When a reporter asked “how could you be a victim of racism,” Mr. Cramer said sometimes he gets “snide” comments about being from North Dakota.
“Well, if somebody said something about being from North Dakota, every now and then I get a snicker about it, somebody will say something about North Dakota in some snide way, I don’t offend because I’m comfortable with where I come from, I’m comfortable with who I am. I’m comfortable with my own accomplishments and the accomplishments of our state,” Mr. Cramer said.
NBC News reporter Frank Thorp provided a full transcript of Cramer’s remarks on Twitter:
While discussing Pres Trump's comments RE: Cummings & The Squad, @SenKevinCramer says "I could be a victim of racism"

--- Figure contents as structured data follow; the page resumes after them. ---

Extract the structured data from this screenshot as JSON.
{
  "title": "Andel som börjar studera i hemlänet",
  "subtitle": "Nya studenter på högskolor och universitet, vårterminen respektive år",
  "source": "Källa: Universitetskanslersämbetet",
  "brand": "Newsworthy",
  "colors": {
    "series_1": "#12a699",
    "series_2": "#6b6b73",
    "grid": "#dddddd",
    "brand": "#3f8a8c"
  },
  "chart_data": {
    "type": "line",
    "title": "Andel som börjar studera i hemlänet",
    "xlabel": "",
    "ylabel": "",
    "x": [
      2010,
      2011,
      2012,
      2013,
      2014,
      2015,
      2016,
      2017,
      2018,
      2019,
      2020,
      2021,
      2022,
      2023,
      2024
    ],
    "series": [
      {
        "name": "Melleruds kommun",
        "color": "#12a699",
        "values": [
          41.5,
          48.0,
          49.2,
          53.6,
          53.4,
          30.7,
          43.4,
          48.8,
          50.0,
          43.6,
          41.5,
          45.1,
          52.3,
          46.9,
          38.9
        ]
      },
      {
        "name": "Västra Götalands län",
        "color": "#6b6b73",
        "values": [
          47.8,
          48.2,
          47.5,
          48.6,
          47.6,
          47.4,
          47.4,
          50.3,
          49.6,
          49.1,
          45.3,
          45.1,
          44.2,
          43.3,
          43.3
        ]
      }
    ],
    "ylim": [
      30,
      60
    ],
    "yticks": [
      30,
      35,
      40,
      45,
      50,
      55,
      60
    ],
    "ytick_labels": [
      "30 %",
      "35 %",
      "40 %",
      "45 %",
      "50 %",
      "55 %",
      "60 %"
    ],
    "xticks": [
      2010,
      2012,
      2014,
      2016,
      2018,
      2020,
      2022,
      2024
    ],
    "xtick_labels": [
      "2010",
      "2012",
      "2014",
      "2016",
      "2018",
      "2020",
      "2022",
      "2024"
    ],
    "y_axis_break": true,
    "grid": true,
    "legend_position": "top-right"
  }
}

Pressed on how that's possible:
"If somebody said something about being from ND, every now and then I get a snicker about it"
FULL exchange, for full context: pic.twitter.com/Kja8LPwtyz
— Frank Thorp V (@frankthorp) July 30, 2019
This point was clumsily made by Cramer, though not entirely off the mark. I wouldn’t have used the term “racism” to describe people who look down on North Dakotans – there are lots of people of lots of ethnic backgrounds who are from North Dakota – but I think there’s a larger point about harboring ill-will toward other people based on superficial things which shouldn’t matter. Like race. Or cultural background. Or their geography.
If you say mean, disparaging things about people because they’re from “fly-over country” or “dumbfuckistan” (as Saturday Night Live once described George W. Bush-voting America) are you really operating on a higher moral plain than people who say that sort of thing about people because of their skin color? Or sexual orientation? Or religion?
Hate, it seems to me, is hate.
Cramer could have been more articulate in making this argument, but he’s not wrong, though he might have more credibility in making the argument if he weren’t also an ardent supporter of a President who leverages distrust and hatred among the various demographics of Americans as political tools.